Indo-Constellations at Flushing Town Hall on March 23. Photo credit: Flushing Town Hall

“We program a lot of heavy Indo-Caribbean artists who are working in contemporary spaces and responding to traditional music and folk music from the Indian side of the diaspora but are really Guyanese or Trinidadian or Surinamese or Fijian, and that story needs to be told too,” said Samlal. “What happened with that culture when it got to those places? And raising that to the same platform that the South Asian classical and traditional arts would be represented- this too is an element of that same music.”

Roshni Samlal is the creator of the Ragini Festival which highlights Indo-Caribbean artists and culture. Photo credit: Google Image Search

When Samlal first created the Ragini Festival, she originally sought to provide a platform for female Indo-Caribbean artists during Women’s History Month. The event was first presented through the Brooklyn Raga Massive, a collective of musicians rooted in Indian Classical Music, which Samlal is a part of, but recognized a platform for female artists was important in the largely male-dominated industry. 

“It grew out of programming around Women’s History Month and doing a femme takeover within the Brooklyn Raga Massive Collective, which I’m a part of,” said Samlal. “That musical community is largely male and patriarchal in its lineage, so we were just using Women’s History Month as a platform for doing more sound programming.”

As the event continues each year, the Festival and every evening offer a different piece of the culture to celebrate. This year, the Ragini Festival is a meditation on the concept of reclamation and highlights the influence of Indian classical music across genres and places in art and music that listeners may not have known about before.

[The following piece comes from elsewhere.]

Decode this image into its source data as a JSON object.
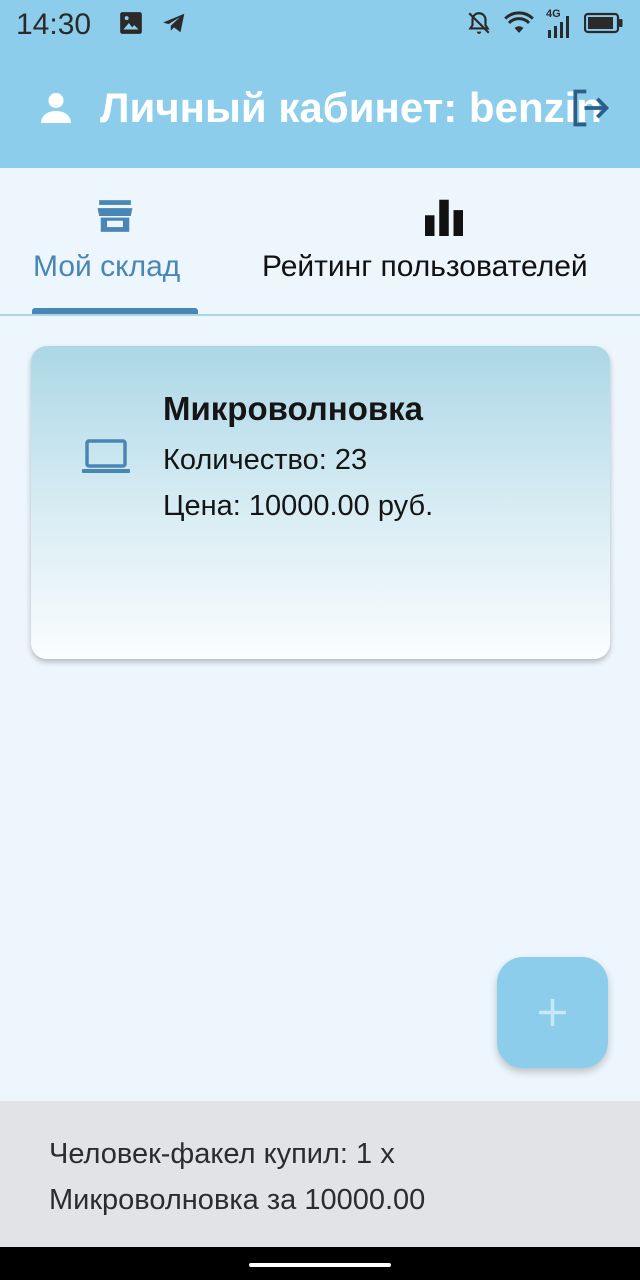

Fijiana is a featured artist and performer at The Ragini Festival. Photo credit: Google Image Search

“I really shifted into [the mindset of]], I need to help audiences understand, Indo-Caribbean is its own identity,” said Samlal. “And here’s how it warped in its movement to other places, here are the Afro influences that you might hear, or how a traditional song may have morphed into pop music in the collective memory of the people. So that’s, in a nutshell, the current intention behind the Ragini festival.”

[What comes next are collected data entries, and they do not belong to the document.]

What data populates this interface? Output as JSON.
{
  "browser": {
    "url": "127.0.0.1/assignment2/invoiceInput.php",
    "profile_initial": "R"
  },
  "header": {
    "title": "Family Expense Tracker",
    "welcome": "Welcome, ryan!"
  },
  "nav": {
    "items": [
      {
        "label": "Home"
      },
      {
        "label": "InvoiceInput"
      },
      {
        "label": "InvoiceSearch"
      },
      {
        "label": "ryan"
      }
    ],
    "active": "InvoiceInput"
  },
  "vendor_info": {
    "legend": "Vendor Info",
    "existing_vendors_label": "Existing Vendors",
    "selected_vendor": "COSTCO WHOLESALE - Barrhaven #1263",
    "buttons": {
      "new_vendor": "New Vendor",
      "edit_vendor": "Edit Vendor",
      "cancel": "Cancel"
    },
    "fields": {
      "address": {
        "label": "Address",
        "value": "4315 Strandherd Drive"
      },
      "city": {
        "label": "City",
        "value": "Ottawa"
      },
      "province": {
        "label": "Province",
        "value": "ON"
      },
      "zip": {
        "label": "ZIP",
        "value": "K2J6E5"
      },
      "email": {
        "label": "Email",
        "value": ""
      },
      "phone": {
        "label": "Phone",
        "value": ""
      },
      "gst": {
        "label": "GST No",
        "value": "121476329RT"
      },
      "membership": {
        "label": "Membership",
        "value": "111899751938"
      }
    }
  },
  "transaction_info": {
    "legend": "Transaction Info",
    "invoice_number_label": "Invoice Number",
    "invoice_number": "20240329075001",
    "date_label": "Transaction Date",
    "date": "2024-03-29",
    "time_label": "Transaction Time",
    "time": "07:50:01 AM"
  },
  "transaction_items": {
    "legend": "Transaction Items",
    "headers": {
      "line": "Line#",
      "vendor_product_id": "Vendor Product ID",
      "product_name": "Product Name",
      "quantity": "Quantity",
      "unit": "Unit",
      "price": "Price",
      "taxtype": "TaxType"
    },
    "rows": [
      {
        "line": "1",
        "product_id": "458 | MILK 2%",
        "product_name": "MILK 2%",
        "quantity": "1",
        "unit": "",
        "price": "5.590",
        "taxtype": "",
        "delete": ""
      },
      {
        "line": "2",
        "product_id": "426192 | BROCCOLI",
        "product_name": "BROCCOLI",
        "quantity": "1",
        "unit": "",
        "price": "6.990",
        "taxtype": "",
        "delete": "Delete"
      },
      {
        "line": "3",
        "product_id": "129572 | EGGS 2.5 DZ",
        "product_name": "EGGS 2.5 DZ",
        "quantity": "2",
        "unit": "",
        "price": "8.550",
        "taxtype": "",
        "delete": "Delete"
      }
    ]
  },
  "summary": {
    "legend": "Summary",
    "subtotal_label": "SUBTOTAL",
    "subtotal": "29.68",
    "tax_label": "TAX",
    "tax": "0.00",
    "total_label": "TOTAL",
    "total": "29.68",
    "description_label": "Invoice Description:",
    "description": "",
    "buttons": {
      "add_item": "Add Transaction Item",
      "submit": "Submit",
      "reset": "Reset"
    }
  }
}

For the first time since its inception, The Ragini Festival is making its way to Queens—a full-circle moment for its Richmond Hill-raised creator as she marks the event’s fifth year. The festival’s Indo-Constellations collaboration with Flushing Town Hall, located at 137-35 Northern Blvd in Downtown Flushing, will take place on Sunday, March 23, at 5 p.m.

Josanne Francis is also a featured artist who will be performing at the event. Photo credit: Josanne Francis via Instagram

FTH’s event will feature performances by  Josanne Francis, a steel-pan player from Trinidad and Tobago, whose music blends and draws inspiration from traditional Calypso music, jazz, Indian, funk, rock, and classical music. The evening will also feature Fijiana, a rapper and singer who explores Indo-Caribbean identity through hip-hop, jazz, and storytelling. Keeping with the Queens theme, the special event will feature Queens native Ben Parag, a Guyanese American vocalist who blends Bollywood classics with chutney and tassa influences.

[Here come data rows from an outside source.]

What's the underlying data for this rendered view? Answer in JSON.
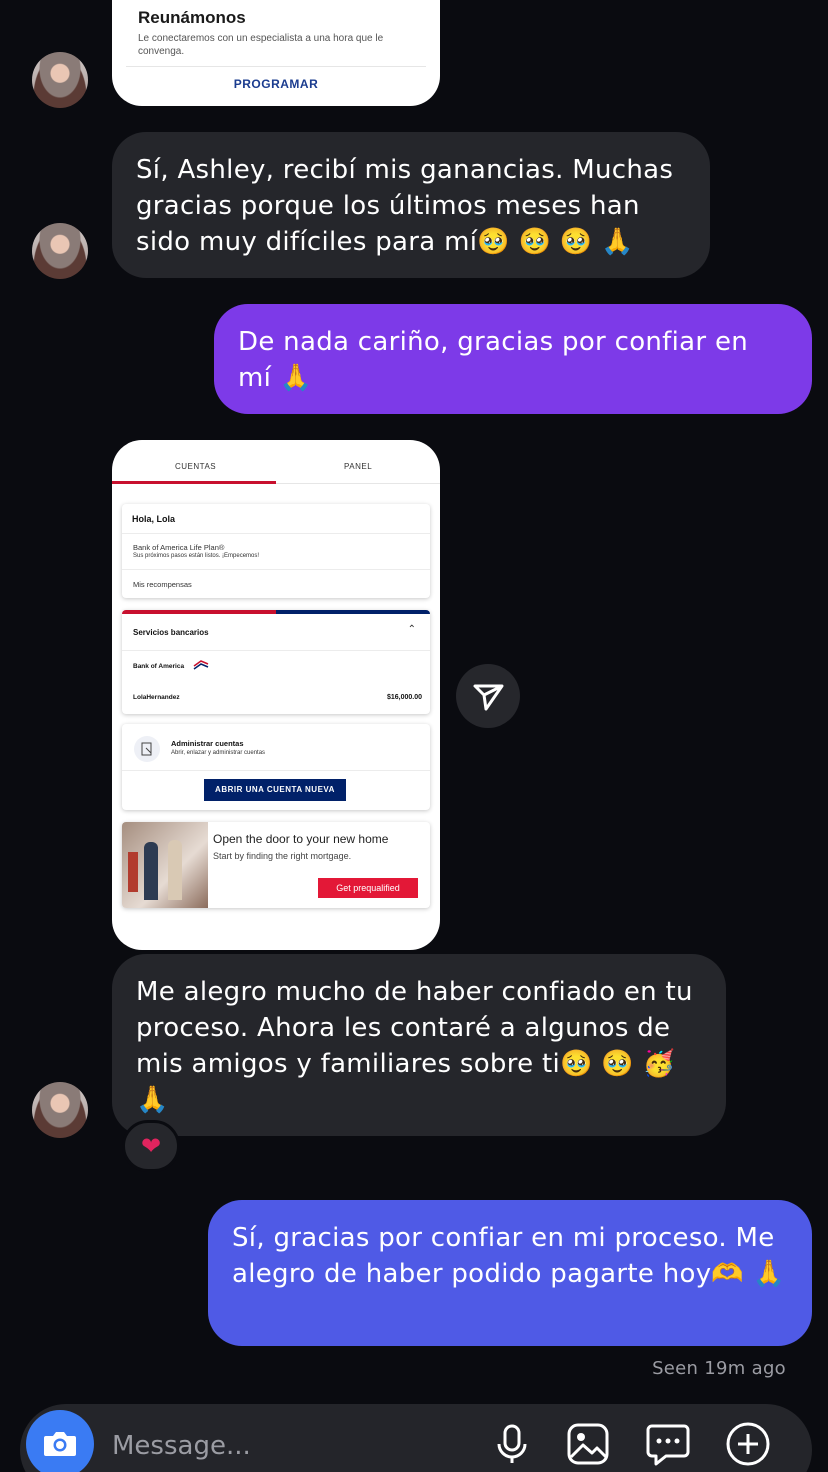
{
  "card_top": {
    "title": "Reunámonos",
    "description": "Le conectaremos con un especialista a una hora que le convenga.",
    "action": "PROGRAMAR"
  },
  "messages": [
    {
      "from": "in",
      "text": "Sí, Ashley, recibí mis ganancias. Muchas gracias porque los últimos meses han sido muy difíciles para mí🥹 🥹 🥹 🙏"
    },
    {
      "from": "out",
      "text": "De nada cariño, gracias por confiar en mí 🙏"
    },
    {
      "from": "in",
      "text": "Me alegro mucho de haber confiado en tu proceso. Ahora les contaré a algunos de mis amigos y familiares sobre ti🥹 🥹 🥳 🙏"
    },
    {
      "from": "out",
      "text": "Sí, gracias por confiar en mi proceso. Me alegro de haber podido pagarte hoy🫶 🙏"
    }
  ],
  "bank_screenshot": {
    "tabs": [
      "CUENTAS",
      "PANEL"
    ],
    "greeting": "Hola, Lola",
    "life_plan_title": "Bank of America Life Plan®",
    "life_plan_sub": "Sus próximos pasos están listos. ¡Empecemos!",
    "rewards": "Mis recompensas",
    "banking_header": "Servicios bancarios",
    "bank_name": "Bank of America",
    "account_name": "LolaHernandez",
    "account_balance": "$16,000.00",
    "manage_title": "Administrar cuentas",
    "manage_sub": "Abrir, enlazar y administrar cuentas",
    "open_account_button": "ABRIR UNA CUENTA NUEVA",
    "promo_title": "Open the door to your new home",
    "promo_sub": "Start by finding the right mortgage.",
    "promo_button": "Get prequalified"
  },
  "reaction": "❤",
  "seen_status": "Seen 19m ago",
  "composer": {
    "placeholder": "Message..."
  },
  "icons": {
    "send": "send-icon",
    "camera": "camera-icon",
    "mic": "microphone-icon",
    "gallery": "gallery-icon",
    "chat": "chat-bubble-icon",
    "add": "plus-icon"
  },
  "colors": {
    "background": "#0a0b10",
    "incoming_bubble": "#25262b",
    "outgoing_purple": "#7d3ae8",
    "outgoing_blue": "#4f5ae6",
    "camera_button": "#3a7bf3",
    "boa_red": "#c8102e",
    "boa_navy": "#012169"
  }
}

Featured artist, Queens native Ben Parag. Photo credit: Ben Parag via Instagram.

The event goes beyond featuring incredible music and will also include speakers from Queens-based grassroots organizations, including Jahajees Rising, a gender justice organization that provides outreach and support for Indo-Caribbean women against domestic violence and sexual assault. There will also be representatives from the Caribbean Equality Project, which offers outreach for Afro and Indo-Caribbeans in the LGBTQ community.

“To put art and the social needs of the community hand in hand, I think that’s just necessary,” said Samlal. “This is part of the ethos and the background that the show is intending. I’m hoping that people respond to that, and the show can be not just an esthetic experience, but that it can take greater meaning and relevance.”